I escaped the veganism debate just in time to score a spot right up against the stage right drum riser, where the thunder of the drummer’s kick drum made my non-carnivore teeth rattle. It was so loud next to the drums that I couldn’t even tell you what the first song was, but it was rivetingly intense and aggressive. Live, Callinan has the tightly coiled stage presence (and impressively large, imperious schnoz) of a young Pete Townshend. I feared for the safety of a heckler who kept yelling, “Take it off!” “You want it?” Callinan shot back, fingering the collar of his kimono. It was unclear whether the “it” was the kimono or Callinan’s nakedness. “You can start by buying me a drink, don’t you think? I’m serious.” (The heckler did not buy him a drink.)

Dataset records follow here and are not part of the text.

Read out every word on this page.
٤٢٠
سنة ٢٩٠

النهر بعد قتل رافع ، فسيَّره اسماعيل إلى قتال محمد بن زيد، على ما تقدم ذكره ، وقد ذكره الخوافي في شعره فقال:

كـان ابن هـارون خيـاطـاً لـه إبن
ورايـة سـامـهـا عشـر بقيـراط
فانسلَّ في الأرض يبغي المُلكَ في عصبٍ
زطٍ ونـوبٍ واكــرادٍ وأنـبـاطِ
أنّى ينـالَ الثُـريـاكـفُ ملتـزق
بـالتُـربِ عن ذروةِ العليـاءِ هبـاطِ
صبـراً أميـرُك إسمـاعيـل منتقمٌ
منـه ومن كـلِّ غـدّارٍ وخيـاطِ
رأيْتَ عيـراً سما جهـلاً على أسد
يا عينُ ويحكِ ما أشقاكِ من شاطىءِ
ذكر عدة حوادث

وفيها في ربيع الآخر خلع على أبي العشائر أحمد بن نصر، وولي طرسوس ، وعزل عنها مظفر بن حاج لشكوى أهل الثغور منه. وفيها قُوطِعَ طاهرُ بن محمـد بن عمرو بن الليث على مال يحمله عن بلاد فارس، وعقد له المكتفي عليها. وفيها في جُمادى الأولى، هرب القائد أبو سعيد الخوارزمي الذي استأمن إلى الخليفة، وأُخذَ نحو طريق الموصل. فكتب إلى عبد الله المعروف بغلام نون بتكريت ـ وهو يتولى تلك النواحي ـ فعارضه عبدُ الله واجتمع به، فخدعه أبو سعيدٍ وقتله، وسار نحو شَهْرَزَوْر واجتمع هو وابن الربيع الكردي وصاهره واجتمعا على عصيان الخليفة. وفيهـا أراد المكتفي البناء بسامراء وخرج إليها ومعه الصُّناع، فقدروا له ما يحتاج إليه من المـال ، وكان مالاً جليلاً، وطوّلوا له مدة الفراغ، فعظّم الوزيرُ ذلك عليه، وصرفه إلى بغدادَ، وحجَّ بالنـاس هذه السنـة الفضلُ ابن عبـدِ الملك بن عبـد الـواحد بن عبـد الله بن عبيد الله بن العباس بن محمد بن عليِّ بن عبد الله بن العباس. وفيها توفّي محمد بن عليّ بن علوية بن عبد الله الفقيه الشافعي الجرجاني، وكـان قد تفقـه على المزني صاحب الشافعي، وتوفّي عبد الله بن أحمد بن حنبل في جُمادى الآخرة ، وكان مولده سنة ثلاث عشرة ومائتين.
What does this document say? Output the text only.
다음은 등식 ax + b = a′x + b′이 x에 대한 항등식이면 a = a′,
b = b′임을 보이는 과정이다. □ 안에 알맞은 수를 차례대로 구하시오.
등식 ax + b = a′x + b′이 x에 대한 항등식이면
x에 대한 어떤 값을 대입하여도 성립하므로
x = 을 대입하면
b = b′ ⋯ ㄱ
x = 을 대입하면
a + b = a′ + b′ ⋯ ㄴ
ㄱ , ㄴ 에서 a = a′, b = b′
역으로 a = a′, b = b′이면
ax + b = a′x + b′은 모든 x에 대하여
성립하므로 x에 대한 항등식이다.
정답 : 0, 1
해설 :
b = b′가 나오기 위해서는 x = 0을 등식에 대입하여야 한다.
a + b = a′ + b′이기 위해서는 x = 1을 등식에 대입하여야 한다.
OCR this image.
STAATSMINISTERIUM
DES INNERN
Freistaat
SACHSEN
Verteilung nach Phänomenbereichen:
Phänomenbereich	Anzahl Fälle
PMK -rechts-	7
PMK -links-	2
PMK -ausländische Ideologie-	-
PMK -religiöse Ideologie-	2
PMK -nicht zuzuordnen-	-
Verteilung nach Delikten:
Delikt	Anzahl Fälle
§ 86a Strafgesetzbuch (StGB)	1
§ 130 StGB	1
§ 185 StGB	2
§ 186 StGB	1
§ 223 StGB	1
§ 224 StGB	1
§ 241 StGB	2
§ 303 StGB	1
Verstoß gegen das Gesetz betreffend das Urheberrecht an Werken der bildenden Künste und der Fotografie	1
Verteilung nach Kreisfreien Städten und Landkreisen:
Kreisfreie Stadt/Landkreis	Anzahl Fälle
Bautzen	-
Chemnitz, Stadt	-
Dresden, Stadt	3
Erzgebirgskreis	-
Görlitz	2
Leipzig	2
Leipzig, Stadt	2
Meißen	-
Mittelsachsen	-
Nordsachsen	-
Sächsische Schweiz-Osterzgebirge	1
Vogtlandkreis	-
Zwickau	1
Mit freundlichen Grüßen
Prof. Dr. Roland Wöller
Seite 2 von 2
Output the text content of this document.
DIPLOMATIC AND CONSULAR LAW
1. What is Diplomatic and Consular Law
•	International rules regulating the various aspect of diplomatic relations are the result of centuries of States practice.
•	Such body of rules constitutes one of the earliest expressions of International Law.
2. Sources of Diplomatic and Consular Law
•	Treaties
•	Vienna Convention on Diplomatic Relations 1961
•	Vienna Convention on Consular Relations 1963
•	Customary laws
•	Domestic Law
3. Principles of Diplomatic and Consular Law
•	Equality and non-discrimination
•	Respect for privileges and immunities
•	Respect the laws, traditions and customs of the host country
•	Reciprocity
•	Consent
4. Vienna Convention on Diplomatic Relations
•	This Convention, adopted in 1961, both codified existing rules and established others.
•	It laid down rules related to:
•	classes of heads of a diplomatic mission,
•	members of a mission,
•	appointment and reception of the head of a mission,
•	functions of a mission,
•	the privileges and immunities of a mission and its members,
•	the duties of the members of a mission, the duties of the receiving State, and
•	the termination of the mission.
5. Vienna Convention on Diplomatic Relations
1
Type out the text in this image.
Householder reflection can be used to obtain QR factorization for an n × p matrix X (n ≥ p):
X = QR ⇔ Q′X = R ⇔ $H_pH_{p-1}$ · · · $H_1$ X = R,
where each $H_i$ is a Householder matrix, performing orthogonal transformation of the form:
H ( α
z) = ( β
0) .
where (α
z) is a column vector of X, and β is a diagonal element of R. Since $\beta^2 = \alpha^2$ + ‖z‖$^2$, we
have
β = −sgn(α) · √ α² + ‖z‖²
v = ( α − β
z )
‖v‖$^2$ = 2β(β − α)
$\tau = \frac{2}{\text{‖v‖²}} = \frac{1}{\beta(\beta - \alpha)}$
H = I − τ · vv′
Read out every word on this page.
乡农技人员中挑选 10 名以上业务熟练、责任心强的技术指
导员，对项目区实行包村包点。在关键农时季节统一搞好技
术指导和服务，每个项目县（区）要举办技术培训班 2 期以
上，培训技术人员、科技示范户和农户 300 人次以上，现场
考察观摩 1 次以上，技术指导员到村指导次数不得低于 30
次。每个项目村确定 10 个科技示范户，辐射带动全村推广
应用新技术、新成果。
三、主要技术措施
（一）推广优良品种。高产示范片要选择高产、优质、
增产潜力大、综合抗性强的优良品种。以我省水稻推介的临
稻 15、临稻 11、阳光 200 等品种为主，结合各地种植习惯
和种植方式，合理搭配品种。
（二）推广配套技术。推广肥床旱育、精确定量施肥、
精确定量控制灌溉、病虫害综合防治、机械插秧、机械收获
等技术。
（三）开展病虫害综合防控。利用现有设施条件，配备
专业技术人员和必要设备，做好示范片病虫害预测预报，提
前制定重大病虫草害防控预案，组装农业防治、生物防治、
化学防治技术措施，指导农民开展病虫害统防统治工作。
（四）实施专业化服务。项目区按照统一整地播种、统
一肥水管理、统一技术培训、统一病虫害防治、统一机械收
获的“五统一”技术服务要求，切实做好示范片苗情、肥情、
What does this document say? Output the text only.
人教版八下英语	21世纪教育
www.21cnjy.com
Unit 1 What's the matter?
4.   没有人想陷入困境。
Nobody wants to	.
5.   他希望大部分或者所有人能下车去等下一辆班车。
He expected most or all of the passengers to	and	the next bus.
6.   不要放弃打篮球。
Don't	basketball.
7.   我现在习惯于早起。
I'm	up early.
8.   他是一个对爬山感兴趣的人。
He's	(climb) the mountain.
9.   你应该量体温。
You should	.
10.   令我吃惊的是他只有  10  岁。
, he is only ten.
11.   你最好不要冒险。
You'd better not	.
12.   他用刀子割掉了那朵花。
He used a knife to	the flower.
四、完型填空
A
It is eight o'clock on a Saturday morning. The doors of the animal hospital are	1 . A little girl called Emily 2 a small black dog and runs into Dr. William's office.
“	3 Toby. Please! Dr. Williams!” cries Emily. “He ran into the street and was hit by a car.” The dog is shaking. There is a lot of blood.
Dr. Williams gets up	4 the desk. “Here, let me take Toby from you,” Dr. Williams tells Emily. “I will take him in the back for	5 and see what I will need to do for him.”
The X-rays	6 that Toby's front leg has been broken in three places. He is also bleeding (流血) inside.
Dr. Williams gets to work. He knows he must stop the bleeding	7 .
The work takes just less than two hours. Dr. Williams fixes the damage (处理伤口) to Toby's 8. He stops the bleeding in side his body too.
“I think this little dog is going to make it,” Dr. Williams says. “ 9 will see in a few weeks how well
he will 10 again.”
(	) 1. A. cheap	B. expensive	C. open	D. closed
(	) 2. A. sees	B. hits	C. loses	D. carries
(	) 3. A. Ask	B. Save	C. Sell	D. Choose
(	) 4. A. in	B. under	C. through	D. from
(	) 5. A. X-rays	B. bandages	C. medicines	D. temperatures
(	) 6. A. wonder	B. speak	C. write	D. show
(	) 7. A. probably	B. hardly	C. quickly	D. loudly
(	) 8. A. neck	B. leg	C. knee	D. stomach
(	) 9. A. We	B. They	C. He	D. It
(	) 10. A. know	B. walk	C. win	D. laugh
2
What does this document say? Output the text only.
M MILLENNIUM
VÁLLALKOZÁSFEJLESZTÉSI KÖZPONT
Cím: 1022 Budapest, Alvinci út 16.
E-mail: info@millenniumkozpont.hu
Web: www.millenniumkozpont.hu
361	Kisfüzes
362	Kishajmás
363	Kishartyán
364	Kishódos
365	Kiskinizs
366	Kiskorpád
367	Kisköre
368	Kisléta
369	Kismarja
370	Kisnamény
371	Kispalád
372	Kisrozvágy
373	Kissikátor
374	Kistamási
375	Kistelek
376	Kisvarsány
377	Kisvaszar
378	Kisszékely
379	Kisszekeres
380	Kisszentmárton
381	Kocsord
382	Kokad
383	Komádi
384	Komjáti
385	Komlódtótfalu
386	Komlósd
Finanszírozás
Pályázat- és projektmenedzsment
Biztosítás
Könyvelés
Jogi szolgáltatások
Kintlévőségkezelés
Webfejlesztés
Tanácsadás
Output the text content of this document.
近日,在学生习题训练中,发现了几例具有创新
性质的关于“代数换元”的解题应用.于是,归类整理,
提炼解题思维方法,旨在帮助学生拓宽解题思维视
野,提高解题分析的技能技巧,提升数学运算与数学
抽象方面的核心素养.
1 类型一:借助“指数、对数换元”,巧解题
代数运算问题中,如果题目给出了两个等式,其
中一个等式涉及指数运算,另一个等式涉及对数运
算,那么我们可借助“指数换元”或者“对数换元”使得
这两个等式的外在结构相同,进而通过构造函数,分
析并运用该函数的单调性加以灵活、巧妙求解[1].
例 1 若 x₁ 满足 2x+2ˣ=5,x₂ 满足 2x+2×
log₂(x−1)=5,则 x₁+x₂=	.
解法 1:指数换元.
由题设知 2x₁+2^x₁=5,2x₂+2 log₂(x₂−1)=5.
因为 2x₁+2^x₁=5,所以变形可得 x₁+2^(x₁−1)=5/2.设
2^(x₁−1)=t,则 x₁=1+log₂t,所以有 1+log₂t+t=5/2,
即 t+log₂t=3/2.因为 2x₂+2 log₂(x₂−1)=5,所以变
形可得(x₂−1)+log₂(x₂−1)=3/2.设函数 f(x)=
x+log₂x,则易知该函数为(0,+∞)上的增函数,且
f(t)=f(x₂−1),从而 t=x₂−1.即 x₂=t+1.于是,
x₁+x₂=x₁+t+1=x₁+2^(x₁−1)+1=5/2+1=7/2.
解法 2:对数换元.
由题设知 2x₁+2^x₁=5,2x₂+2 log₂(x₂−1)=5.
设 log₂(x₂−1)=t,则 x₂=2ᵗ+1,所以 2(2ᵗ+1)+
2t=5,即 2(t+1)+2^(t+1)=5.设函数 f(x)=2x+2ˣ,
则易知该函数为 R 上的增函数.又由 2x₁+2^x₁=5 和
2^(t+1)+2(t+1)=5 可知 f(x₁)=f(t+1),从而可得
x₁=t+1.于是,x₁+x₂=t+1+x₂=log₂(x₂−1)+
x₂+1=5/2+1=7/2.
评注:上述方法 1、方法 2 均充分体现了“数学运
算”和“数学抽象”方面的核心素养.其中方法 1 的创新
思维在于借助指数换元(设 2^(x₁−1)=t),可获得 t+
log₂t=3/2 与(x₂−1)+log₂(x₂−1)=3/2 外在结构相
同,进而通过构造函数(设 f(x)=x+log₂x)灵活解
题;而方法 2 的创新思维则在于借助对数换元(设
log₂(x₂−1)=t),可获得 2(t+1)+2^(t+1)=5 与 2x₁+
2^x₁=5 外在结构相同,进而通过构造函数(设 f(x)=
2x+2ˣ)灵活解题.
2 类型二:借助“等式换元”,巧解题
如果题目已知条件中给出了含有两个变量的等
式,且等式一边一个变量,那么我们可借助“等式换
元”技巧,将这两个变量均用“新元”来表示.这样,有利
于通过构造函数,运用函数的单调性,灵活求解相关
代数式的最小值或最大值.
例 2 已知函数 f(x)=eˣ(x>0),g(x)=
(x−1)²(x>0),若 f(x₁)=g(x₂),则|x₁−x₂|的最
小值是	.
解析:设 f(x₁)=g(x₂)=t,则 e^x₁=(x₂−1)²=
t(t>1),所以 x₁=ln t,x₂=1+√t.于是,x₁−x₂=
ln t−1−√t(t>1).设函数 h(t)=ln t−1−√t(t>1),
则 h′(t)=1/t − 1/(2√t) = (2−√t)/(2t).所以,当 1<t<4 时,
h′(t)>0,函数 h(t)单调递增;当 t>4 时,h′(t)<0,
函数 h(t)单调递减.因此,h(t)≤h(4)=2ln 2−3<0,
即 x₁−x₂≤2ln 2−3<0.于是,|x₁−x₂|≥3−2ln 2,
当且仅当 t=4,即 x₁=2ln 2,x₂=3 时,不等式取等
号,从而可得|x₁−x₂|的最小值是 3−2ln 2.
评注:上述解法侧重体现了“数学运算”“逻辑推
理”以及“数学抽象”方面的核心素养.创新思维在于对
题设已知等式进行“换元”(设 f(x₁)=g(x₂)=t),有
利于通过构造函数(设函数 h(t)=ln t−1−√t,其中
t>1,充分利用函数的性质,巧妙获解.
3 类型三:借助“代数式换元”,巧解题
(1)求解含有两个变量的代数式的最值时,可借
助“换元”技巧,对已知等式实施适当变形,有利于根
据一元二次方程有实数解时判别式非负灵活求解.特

Callinan’s three-piece backing band—drums, bass, keyboards—had clearly been instructed to remain entirely expressionless. The drummer, a sinewy German whose name was either Hunter or Gunter, had an impressive knack for staring out into the audience and not moving his head at all, even when the rest of him was wailing away on a particularly frenzied passage. Even when Callinan introduced the band—the keyboard player, it turned out, was his younger brother—not one of them cracked so much as a smirk.
The brute force of “Come On USA” certainly knocked the audience back on its heels a bit—”Very Marilyn Manson!” one person exclaimed—but for me, it was the gentler songs that best showcased Callinan’s talents, both as a crafter of melody and as an emotive, room-silencing performer. “Victoria M.” is every bit the New Wave anthem live that it is on record, and “Landslide” is a broken-hearted hymn worthy of Leonard Cohen. When Callinan starts to howl, “The stars are all dirt, and God is in the water, and Hell is right here on Earth,” you catch a glimpse of what a superstar this guy might become.
Did he eventually take off that kimono, and also his shirt? Of course he did. Every Kirin J Callinan performance, as near as I can tell, has a bit of a striptease quality to it. Before he even played a note, he began the show by taking off a pair of white gloves.
Callinan ended the show, as I’d hoped he would, with “The Toddler,” his hilarious a cappella number sung from the point of view of a swaggering two-year-old who brags, “All the pre-school cougars wanna get with me, they’re nearly twice my age!” The crowd helped him keep the beat by clapping along, but we couldn’t quite figure out how to help him sing the chorus, though he kept asking us to. Kirin J Callinan isn’t really the type of performer one sings along with.